Of course, Drill also supports maps, which add to the complexity. First, we must understand that a "map" in Drill is not a "map" in the classic sense: it is not a collection of (name, value) pairs in the JSON sense: a collection in which each instance may have a different set of pairs.

Instead, in Drill, a "map" is really a nested tuple: a map has the same structure as a Drill record: a collection of names and values in which all rows have the same structure. (This is so because maps are really a collection of value vectors, and the vectors cut across all rows.)

Drill, however, does not reflect this symmetry: that a row and a map are both tuples. There are no common abstractions for the two. Instead, maps are represented as a {{MapVector}} that contains a (name, vector) map for its children.

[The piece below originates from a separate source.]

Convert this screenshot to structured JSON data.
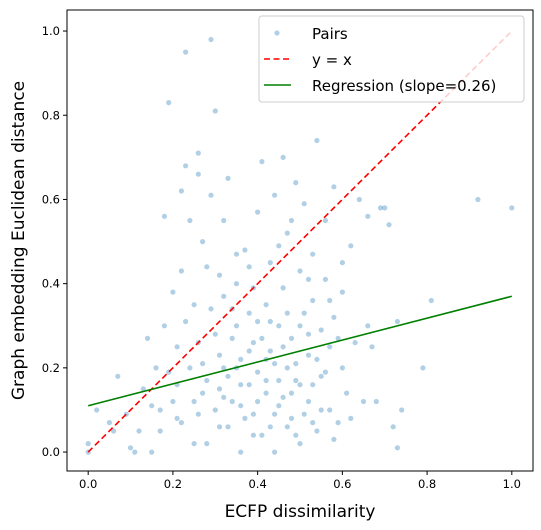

Because of this name-based mapping, high-speed indexed access to vectors is not provided "out of the box." Certainly each consumer of a map can build its own indexing mechanism. But, this leads to code complexity and redundancy.

This ticket asks to rationalize Drill's row, map and schema abstractions around the tuple concept. A schema is a description of a tuple and should (as in JDBC) provide both name and index based access. That is, provide methods of the form:

{code}
MaterializedField getField(int index);
MaterializedField getField(String name);
...
ValueVector getVector(int index);
ValueVector getVector(String name);
{code}

Provide a common abstraction for rows and maps, recognizing their structural similarity.

There is an obvious issue with indexing columns in a row when the row contains maps. Should indexing be multi-part (index into row, then into map) as today? A better alternative is to provide a flattened interface:

{code}
0: a, 1: b.x, 2: b.y, 3: c, ...
{code}

Use this change to simplify client code, over time, to use a simple indexed-based column access.